Taking a design matrix X and QR-orthonormalizing it is a standard and highly effective technique for improving sampling in the a presence of collinearities among predictor variables. For the problem I’m about to describe my current solution for isolating a prior for a certain parameter is to hold a column of X out of the QR process, but for most parameters I specify priors through contrasts, e.g., I put a prior of a treatment effect at age=50 when age interacts with treatment. I’d like to have a more general solution that allows QR to be used throughout the columns of X.
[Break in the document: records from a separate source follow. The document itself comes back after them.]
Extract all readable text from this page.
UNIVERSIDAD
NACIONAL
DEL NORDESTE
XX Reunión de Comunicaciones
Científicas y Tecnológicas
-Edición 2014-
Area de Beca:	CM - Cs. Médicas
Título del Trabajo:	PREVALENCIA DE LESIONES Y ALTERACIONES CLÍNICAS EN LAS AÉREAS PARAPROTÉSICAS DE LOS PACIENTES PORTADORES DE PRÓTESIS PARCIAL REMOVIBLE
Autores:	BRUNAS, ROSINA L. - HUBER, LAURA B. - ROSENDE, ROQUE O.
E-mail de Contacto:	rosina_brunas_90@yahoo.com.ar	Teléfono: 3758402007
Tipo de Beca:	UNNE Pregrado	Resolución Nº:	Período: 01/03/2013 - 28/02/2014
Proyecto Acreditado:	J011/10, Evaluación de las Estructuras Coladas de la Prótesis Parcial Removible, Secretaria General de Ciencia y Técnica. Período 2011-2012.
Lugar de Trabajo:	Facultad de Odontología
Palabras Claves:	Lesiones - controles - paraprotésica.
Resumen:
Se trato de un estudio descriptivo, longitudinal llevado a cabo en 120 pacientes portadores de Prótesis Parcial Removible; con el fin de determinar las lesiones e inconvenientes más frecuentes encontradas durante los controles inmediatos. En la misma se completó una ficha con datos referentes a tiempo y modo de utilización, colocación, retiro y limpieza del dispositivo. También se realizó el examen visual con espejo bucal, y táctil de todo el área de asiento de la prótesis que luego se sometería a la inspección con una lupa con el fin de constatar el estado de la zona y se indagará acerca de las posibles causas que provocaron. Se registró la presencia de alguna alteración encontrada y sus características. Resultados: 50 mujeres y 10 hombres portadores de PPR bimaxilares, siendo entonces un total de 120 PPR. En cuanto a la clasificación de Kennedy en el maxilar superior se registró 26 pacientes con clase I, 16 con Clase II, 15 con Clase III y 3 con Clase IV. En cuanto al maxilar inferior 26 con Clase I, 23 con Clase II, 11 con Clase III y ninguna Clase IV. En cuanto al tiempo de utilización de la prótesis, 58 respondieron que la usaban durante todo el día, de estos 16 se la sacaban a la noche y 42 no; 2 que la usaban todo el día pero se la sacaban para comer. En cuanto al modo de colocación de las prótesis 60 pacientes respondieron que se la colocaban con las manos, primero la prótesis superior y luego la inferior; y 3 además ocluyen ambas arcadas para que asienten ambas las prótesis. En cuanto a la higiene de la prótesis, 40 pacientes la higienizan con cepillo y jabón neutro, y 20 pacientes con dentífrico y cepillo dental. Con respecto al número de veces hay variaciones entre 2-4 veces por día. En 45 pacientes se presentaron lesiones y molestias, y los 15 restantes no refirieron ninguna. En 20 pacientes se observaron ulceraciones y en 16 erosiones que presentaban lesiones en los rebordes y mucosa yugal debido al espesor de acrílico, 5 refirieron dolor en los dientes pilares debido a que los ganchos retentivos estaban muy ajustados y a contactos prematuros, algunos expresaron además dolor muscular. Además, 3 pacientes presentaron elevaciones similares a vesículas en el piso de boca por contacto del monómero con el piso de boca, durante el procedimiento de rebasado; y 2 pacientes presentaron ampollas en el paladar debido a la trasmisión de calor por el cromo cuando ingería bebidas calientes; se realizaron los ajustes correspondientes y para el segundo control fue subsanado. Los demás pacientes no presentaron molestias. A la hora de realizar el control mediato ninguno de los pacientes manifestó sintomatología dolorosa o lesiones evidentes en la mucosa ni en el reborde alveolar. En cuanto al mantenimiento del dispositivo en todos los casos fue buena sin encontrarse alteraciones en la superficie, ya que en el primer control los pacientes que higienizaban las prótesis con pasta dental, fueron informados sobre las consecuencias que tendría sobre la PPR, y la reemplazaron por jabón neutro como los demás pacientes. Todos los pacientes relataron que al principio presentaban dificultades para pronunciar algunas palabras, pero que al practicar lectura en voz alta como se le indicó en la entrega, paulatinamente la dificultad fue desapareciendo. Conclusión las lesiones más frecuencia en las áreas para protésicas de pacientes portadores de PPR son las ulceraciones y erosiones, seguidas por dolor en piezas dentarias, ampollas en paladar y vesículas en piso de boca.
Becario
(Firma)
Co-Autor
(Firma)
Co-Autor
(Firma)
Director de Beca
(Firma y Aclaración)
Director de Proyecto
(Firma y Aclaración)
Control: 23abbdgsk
This question is focused on models for which you might say that a subset of the Xs interacts with Y, in the sense of a partial proportional odds models that allows some of the Xs to not act just in proportional odds, or a Cox proportional hazards model time-dependent covariates that allows an X to not act in proportional hazards.
For example a partial proportional odds model when there are two predictors and an ordinal response Y has levels 0, 1, 2 may be stated as follows, where X_2 is not assumed to be in proportional odds:
\Pr(Y \geq j | X) = \text{expit}(\alpha_{j} + \beta_{1}X_{1} + \beta_{2}X_{2} + \tau[j=2]X_{2}),
where j \in {1,2}, [] is a 0/1 indicator, and expit is the inverse logit transform.
Just as with the Cox model with a time-dependent covariate the likelihood needs to be carefully constructed when dealing with X \times Y “interactions”.
This raises the question of how to use QR pre-processing. If X_1 and X_2 do not have a correlation of exactly 0.0, the QR-transformed columns of X will convert a one parameter departure from proportional odds into a 2-parameter partial proportional odds component. Perhaps when doing the inverse transforming to get back to the original X space will make a \tau-like effect have parameter again, but I can’t wrap my head around this.
Is it the case that in such models that we need to separately run QR on the regular X components and on the components that involve Y?
The general issue of having Y-dependent covariate effects needs to ultimately be addressed in Stan front-ends, and I’d also love to get @paul.buerkner ‘s take on this.